Among the newspaper clippings Nesmith kept was a full-page story from The Washington Star on a speech Carter delivered in October 1978 on King’s legacy of nonviolence, which the slain civil rights leader’s family attended. On the page was a handwritten note from the president: “Achsah — It was an excellent speech.”

Nesmith remained on Carter’s staff until the end of his presidency. The day after he lost the 1980 election to Ronald Reagan, Nesmith dealt with the defeat by planting hundreds of daffodil bulbs in the yard of her Virginia home.

“She felt like it was the only thing she could do that would yield anything good,” her daughter said.

After they left the White House, Nesmith helped the former president and his wife, Rosalynn Carter, with their co-authored 1987 book, “Everything To Gain: Making the Most of the Rest of Your Life,” Susannah Nesmith said and later worked with Carter on his Nobel Peace Prize acceptance speech in 2002.

In the mid-1980s, Nesmith went to work for U.S. Sen. Sam Nunn, a Georgia Democrat known for his work to rein in the proliferation of nuclear weapons.

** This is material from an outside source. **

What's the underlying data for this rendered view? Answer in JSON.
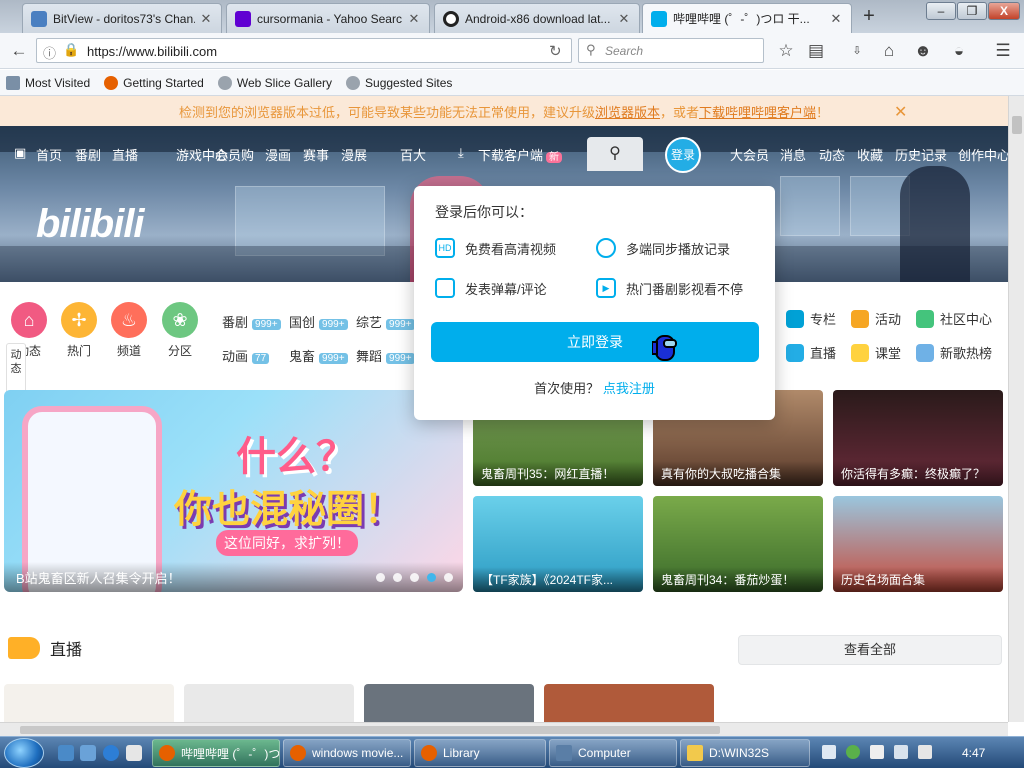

“Achsah had a quiet and caring but very strong voice, with a depth of knowledge across many areas,” Nunn said in a statement. “She was a talented and wonderful partner for those of us in the arena of public service. I was very proud to be the beneficiary of Achsah’s wonderful character, her wisdom and her sound judgment. She was able to read a room on every occasion.”

Nesmith’s husband of 57 years, Jeff Nesmith, died last year. He won a Pulitzer Prize in 1998 for an investigative series on medical malpractice in the military published by the Dayton Daily News in Ohio. In addition to her daughter, Nesmith is survived by her son, Hollis Jefferson Nesmith III, two grandchildren and a niece.